Mr Gafà also played down a subsequent report that he had met with a notorious Libyan militia leader during his trip, insisting he had simply “bumped into him on the street”.

The sources said there were “rumours” that Mr Gafà had been fired for not backing Mr Fearne’s Labour Party leadership aspirations, quickly adding that such talk sounded “false” and could not be given any credibility.

The Times of Malta reported earlier this month that Mr Gafà claimed to work at the Health Ministry despite Mr Fearne saying otherwise.

Mr Gafà said he was “projects director” at the Health Ministry in Valletta, providing Times of Malta with an official business card to back up his story. However, Health Ministry sources said Mr Gafà had not worked at the ministry offices in Merchants Street since he was implicated in an alleged medical visas racket in 2016.

At the time, the Times of Malta referred to a letter in which a whistleblower had given details of the alleged racket and claiming that Mr Gafà used to charge Libyan nationals thousands of euros for a visa to live on the island.

The Times of Malta had been told that, subsequently, he had been moved out of the ministry and sent to the Foundation for Medical Services pending a police investigation that eventually found no proof of wrongdoing.

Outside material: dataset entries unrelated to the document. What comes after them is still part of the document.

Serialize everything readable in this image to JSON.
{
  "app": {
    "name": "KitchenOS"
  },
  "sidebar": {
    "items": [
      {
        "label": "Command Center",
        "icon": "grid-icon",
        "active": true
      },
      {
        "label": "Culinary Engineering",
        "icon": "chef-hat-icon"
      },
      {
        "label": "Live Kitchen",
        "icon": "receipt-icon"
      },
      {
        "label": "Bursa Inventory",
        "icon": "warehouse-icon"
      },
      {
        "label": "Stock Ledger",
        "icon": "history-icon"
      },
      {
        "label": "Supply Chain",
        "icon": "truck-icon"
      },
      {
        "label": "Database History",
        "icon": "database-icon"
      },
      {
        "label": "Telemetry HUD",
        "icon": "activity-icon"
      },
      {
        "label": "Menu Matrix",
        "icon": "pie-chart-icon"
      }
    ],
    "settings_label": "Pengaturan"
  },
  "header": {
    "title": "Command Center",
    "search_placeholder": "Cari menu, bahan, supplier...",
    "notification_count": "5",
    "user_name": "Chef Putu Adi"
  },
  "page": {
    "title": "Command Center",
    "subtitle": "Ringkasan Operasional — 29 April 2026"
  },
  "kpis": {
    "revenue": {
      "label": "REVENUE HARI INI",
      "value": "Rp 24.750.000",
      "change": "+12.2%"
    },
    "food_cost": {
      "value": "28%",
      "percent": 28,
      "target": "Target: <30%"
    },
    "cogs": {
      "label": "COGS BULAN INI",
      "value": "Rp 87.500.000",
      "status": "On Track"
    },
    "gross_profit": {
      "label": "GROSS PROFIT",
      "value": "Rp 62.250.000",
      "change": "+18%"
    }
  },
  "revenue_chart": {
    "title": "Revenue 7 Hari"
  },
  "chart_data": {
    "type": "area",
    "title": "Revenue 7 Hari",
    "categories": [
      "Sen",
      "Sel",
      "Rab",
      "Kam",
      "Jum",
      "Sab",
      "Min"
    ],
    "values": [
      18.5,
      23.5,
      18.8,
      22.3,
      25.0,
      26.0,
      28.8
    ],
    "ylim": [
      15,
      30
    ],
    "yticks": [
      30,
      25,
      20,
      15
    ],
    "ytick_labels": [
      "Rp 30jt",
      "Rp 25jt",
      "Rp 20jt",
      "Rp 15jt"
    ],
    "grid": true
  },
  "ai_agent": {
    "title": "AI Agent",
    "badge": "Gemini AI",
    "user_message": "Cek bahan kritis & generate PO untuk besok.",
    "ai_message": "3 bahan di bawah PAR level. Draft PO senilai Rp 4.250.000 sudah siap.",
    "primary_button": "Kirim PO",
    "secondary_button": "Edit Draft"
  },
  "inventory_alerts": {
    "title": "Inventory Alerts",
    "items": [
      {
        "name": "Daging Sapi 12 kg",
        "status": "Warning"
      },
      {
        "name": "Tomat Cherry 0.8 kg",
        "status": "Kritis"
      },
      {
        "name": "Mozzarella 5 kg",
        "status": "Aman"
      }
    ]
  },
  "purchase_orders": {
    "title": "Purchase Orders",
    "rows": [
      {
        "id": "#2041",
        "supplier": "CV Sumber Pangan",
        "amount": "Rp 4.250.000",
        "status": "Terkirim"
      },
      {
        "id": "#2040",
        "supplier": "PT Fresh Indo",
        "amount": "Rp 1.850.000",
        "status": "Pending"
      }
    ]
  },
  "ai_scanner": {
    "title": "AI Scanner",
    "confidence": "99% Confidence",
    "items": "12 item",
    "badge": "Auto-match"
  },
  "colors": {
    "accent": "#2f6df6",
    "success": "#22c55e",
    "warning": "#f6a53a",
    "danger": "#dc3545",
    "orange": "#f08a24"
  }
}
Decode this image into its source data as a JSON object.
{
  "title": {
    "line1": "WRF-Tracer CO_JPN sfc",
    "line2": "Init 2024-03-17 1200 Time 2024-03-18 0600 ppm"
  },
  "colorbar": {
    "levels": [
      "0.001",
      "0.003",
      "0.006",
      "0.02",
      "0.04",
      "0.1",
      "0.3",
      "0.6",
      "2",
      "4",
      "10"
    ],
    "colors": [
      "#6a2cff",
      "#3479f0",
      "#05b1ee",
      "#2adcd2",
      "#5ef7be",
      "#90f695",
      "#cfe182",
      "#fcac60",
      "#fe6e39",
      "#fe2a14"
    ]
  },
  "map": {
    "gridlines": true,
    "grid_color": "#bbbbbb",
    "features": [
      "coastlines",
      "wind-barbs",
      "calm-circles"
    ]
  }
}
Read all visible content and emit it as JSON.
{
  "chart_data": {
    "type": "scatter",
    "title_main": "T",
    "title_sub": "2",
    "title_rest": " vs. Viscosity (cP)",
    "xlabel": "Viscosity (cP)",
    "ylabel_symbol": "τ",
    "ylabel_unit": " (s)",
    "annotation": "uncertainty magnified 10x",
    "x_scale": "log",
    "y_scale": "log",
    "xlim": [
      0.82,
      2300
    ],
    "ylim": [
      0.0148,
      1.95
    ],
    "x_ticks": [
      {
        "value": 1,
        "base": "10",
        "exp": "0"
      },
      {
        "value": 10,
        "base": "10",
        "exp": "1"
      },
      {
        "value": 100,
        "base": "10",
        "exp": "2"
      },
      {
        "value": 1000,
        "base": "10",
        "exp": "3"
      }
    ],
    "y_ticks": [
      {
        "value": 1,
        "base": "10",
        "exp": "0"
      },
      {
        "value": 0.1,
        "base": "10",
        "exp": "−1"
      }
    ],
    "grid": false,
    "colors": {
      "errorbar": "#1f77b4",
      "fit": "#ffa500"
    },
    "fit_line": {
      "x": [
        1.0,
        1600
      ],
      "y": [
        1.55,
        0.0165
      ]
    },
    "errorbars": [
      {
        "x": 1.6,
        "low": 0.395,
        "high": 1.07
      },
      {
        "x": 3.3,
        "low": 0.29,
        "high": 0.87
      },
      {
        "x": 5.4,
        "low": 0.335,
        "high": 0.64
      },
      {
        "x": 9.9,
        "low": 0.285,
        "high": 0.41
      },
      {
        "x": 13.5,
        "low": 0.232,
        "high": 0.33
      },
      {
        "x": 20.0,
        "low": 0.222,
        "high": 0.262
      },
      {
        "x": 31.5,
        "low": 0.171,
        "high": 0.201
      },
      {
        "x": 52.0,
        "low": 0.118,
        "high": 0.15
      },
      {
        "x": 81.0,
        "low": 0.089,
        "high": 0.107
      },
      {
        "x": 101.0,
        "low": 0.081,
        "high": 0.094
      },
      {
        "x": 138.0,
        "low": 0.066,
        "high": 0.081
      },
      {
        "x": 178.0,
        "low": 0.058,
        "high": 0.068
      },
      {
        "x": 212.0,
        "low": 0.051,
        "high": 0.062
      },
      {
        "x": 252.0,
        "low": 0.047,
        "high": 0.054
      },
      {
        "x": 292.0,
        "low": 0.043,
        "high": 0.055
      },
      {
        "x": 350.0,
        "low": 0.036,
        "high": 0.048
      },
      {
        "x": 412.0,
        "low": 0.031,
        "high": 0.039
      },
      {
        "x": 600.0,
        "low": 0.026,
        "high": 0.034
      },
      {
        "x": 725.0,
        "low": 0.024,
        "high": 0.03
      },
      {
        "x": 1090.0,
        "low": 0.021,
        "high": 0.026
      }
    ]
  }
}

Mr Gafà’s old office in Merchants Street had since been occupied by other officials, the sources said, adding  that, as far as they knew, he had been working from the Office of the Prime Minister at Castille in a capacity unrelated to the Health Ministry.

The Times of Malta reported last year that Mr Gafà had also been given duties at the Office of the Prime Minister’s customer care unit.